The Last Ballad

“Tonight, before you sang, you told the story of how your little boy died. Isn’t it difficult to tell people something so private?”

“It’s hard for me to say why I tell that story,” Ella said. “I didn’t used to talk about it. It used to be that I didn’t want to think about it. But I think about it now. I think about it all the time: his face, how his body felt when I held him, how his breath smelled sweet after he nursed.” Something caught in her throat, and she feared that she might find herself in tears, something that hadn’t happened in a long time.

“We don’t have to talk about it,” Kate said. Ella felt Kate’s hand on her shoulder. “I’m sorry.”

“No,” Ella said, “I don’t mind talking about it. I just hadn’t thought of that sweet breath in a while.” She looked at Claire. “You know what I’m talking about? The way a baby’s breath smells sweet and sugary after it nurses, after it’s fallen asleep with your nipple in its mouth, and you take it off and hold its face up against yours, and you can smell its lips, smell its breath when it breathes?”

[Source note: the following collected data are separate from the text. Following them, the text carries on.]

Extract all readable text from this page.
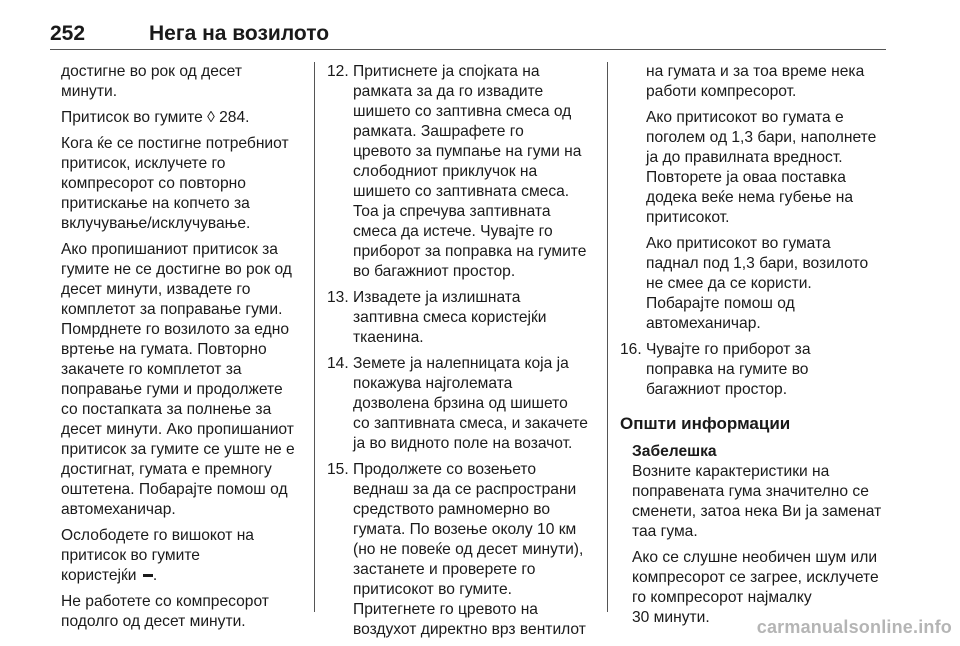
252	Нега на возилото

достигне во рок од десет
минути.

Притисок во гумите ◊ 284.

Кога ќе се постигне потребниот
притисок, исклучете го
компресорот со повторно
притискање на копчето за
вклучување/исклучување.

Ако пропишаниот притисок за
гумите не се достигне во рок од
десет минути, извадете го
комплетот за поправање гуми.
Помрднете го возилото за едно
вртење на гумата. Повторно
закачете го комплетот за
поправање гуми и продолжете
со постапката за полнење за
десет минути. Ако пропишаниот
притисок за гумите се уште не е
достигнат, гумата е премногу
оштетена. Побарајте помош од
автомеханичар.

Ослободете го вишокот на
притисок во гумите
користејќи .

Не работете со компресорот
подолго од десет минути.

12. Притиснете ја спојката на
рамката за да го извадите
шишето со заптивна смеса од
рамката. Зашрафете го
цревото за пумпање на гуми на
слободниот приклучок на
шишето со заптивната смеса.
Тоа ја спречува заптивната
смеса да истече. Чувајте го
приборот за поправка на гумите
во багажниот простор.
13. Извадете ја излишната
заптивна смеса користејќи
ткаенина.
14. Земете ја налепницата која ја
покажува најголемата
дозволена брзина од шишето
со заптивната смеса, и закачете
ја во видното поле на возачот.
15. Продолжете со возењето
веднаш за да се распространи
средството рамномерно во
гумата. По возење околу 10 км
(но не повеќе од десет минути),
застанете и проверете го
притисокот во гумите.
Притегнете го цревото на
воздухот директно врз вентилот

на гумата и за тоа време нека
работи компресорот.

Ако притисокот во гумата е
поголем од 1,3 бари, наполнете
ја до правилната вредност.
Повторете ја оваа поставка
додека веќе нема губење на
притисокот.

Ако притисокот во гумата
паднал под 1,3 бари, возилото
не смее да се користи.
Побарајте помош од
автомеханичар.

16. Чувајте го приборот за
поправка на гумите во
багажниот простор.
Општи информации

Забелешка

Возните карактеристики на
поправената гума значително се
сменети, затоа нека Ви ја заменат
таа гума.

Ако се слушне необичен шум или
компресорот се загрее, исклучете
го компресорот најмалку
30 минути.	carmanualsonline.info
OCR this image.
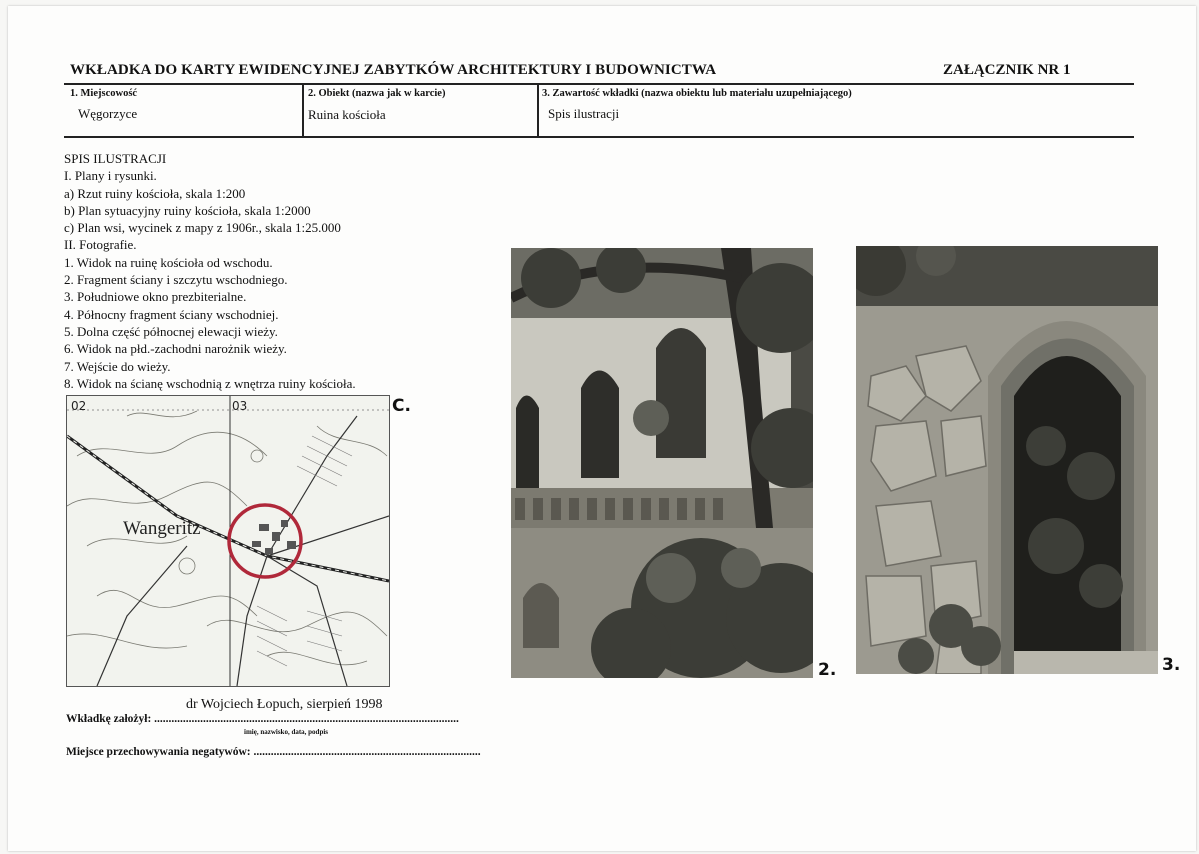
WKŁADKA DO KARTY EWIDENCYJNEJ ZABYTKÓW ARCHITEKTURY I BUDOWNICTWA	ZAŁĄCZNIK NR 1
1. Miejscowość
Węgorzyce
2. Obiekt (nazwa jak w karcie)
Ruina kościoła
3. Zawartość wkładki (nazwa obiektu lub materiału uzupełniającego)
Spis ilustracji
SPIS ILUSTRACJI
I. Plany i rysunki.
a) Rzut ruiny kościoła, skala 1:200
b) Plan sytuacyjny ruiny kościoła, skala 1:2000
c) Plan wsi, wycinek z mapy z 1906r., skala 1:25.000
II. Fotografie.
1. Widok na ruinę kościoła od wschodu.
2. Fragment ściany i szczytu wschodniego.
3. Południowe okno prezbiterialne.
4. Północny fragment ściany wschodniej.
5. Dolna część północnej elewacji wieży.
6. Widok na płd.-zachodni narożnik wieży.
7. Wejście do wieży.
8. Widok na ścianę wschodnią z wnętrza ruiny kościoła.
Wangeritz
02	03	C.
2.	3.
dr Wojciech Łopuch, sierpień 1998
Wkładkę założył: ..........................................................................................................
imię, nazwisko, data, podpis
Miejsce przechowywania negatywów: ...............................................................................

“Yes,” Kate said. Her eyes glistened. “I know. I remember it.”

Ella turned away from Kate, looked out into the darkness before her.

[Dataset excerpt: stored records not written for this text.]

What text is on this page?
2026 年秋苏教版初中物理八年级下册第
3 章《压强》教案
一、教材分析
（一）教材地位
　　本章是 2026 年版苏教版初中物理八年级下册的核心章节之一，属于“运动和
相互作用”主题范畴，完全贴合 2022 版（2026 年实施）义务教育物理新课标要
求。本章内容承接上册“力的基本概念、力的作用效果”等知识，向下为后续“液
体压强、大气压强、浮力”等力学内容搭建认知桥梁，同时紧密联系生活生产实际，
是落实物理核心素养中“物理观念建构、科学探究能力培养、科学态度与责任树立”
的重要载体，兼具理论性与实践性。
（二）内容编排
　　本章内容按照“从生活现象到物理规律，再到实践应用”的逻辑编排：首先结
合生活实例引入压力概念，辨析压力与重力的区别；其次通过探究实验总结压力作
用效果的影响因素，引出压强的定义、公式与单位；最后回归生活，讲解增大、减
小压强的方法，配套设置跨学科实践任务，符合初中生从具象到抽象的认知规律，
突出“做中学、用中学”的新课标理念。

“I don’t know if you were raised in the church,” she said, “but I was. I was raised Baptist. We always hopped around from church to church depending on where my daddy was working, but my mother was a fiery believer. My daddy wanted to stay on her good side.” She smiled, allowed herself a small laugh that cut through her sadness; with it came a quick memory of her mother and father’s faces, and then they were gone. “So that meant Daddy was a fiery one too.

“In a church like the ones I was raised in, it was normal for folks to get up and talk about how the Lord had moved in their lives. When you’re holy, when you’re filled up with the spirit, you want people to know you’ve earned it, and you want to tell about it. People want to know that you’ve earned it too. Speaking at these rallies is something like that for me. Being poor, losing my baby, fighting for what I’m fighting for: it’s the same thing as getting up in front of that church and telling those people how the Lord’s moved in your life. You’ve earned that story. I’ve earned mine. I’ve earned this being sad, this loss, this being angry. I want to tell it to people so they’ll know what it means to earn it. Plenty of the women who’ve heard me, probably a good bit of the men too, have lived the same kind of life I’ve lived. They need to know they’re not alone.”

She stopped speaking, considered saying nothing else, but she couldn’t help it. She had to know.

“But you didn’t answer what I asked you,” Ella said. “Why’d you want to meet me?”

Kate dropped her hands into her lap, parted her knees, looked down at her feet. “I was seventeen when I married Richard,” she said. “Not much older than you were when you married your husband. After he finished school we were married in my parents’ church in Hickory, and then we moved to McAdamville so he could start working for his father.” She sighed, laughed quietly just once. “I was young. I didn’t know anything about my body, I certainly didn’t know anything about his. I was probably three months pregnant before I realized it.”

Kate raised her head, folded her arms over her knees.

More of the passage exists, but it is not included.